Kavanaugh’s Concerns About Costs to Business
Kavanaugh also has expressed concern over whether the EPA is sufficiently weighing the cost to business in decisions to benefit the environment, as in a dissenting opinion against the agency’s withdrawal of a Clean Water Act permit for a coal operation.
Similarly, in a 2014 dissent about EPA’s regulations governing mercury emissions from coal plants, Kavanaugh said the agency should have considered the costs when considering at the outset whether it was even appropriate to control the pollutant, a powerful neurotoxin that can cause developmental disorders and other ailments.

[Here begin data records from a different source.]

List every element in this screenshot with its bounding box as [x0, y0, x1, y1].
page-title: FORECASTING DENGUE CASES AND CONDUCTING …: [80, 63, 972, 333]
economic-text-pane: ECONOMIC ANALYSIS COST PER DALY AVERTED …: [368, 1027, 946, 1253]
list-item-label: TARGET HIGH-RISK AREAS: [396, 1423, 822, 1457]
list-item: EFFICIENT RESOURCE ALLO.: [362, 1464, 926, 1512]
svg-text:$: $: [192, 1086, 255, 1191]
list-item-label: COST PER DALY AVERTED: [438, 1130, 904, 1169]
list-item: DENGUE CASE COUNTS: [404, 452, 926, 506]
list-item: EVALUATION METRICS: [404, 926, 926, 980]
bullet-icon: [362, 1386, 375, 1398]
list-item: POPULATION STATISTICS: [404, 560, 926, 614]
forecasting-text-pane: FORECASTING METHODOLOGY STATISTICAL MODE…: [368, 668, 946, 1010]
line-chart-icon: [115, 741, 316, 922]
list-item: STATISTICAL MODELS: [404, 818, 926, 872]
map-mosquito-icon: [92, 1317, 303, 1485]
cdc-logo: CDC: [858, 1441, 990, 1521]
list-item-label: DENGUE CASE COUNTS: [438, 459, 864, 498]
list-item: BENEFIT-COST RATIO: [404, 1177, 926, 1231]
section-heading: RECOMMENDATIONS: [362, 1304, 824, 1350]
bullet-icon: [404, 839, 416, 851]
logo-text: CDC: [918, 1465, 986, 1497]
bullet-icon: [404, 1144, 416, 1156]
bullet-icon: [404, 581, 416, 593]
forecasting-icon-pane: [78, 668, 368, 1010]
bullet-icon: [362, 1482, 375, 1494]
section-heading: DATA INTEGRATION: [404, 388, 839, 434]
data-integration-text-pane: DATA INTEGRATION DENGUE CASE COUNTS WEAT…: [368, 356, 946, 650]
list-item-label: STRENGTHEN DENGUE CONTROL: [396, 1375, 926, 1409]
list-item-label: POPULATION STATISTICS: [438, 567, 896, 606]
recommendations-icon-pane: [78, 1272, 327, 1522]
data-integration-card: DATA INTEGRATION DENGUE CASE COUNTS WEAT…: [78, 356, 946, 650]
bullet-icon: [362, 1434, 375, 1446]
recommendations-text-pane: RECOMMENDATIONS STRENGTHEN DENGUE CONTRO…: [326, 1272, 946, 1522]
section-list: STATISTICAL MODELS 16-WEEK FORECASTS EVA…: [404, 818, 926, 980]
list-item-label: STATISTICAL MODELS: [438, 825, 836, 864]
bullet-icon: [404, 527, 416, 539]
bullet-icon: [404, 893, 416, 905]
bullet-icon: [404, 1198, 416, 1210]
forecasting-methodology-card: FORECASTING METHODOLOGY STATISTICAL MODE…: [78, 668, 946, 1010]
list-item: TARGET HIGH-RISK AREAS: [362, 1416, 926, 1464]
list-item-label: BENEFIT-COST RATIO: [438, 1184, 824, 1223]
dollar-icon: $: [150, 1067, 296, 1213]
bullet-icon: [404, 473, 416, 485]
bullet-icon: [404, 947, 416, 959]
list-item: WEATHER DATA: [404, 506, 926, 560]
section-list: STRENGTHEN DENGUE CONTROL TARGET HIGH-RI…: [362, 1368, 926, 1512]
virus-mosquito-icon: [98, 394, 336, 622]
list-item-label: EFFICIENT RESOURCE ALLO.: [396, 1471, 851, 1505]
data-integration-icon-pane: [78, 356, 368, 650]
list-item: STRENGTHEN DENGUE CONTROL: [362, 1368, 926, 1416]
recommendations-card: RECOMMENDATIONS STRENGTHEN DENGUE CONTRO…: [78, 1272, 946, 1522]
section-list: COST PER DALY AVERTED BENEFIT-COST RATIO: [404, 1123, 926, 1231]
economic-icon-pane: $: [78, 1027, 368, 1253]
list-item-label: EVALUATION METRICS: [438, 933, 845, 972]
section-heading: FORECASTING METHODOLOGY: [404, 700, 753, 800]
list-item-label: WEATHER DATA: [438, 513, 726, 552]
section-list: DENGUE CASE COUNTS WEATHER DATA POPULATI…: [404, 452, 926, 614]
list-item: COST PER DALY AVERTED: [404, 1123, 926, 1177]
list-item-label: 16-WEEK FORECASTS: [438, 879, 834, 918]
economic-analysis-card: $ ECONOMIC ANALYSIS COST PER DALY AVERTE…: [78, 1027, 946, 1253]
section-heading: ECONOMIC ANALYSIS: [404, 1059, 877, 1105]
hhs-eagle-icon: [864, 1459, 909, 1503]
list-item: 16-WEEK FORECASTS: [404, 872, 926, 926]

And he has written, much as has Trump’s first Supreme Court nominee, Justice Neil Gorsuch, that courts should give less deference to federal agencies where the law is ambiguous—a principle that has governed federal administrative law for 30 years.
“The takeaway message,” said Ann Carlson, director of UCLA School of Law’s Emmett Institute on Climate Change, writing on the institute’s blog, “is that he will construe EPA authority very narrowly and virtually always, but not every single time, in favor of regulated parties and against environmental interests.”
Potential Impact on Lawsuits Against Big Oil
But most environmental law experts do not see Kavanaugh’s ascent triggering a radical change in direction for a Supreme Court that already was hostile territory for environmental litigants.
“Kennedy was a pivotal vote, and we got him in Massachusetts, but we lost him in other climate cases,” said David Bookbinder, chief counsel of the Niskanen Center, which advocates on environmental issues from a libertarian standpoint.
For example, he said, Kennedy sided with Justice Antonin Scalia in approving the stay of Obama’s Clean Power Plan in 2016.
“But Kennedy was gettable. Kavanaugh will not be. It locks in a bad majority for dealing with climate and for dealing with environmental issues in general,” Bookbinder said.
Gerrard believes that will extend beyond the question of EPA’s authority. He thinks Kavanaugh may not look favorably on the cases that seek to hold oil companies legally liable for the costs that society and communities are bearing on climate change. “The fact that he thinks it is Congress that should be making the key decisions on climate change, and not the EPA, would suggest that he doesn’t think the courts should be making the policy either.”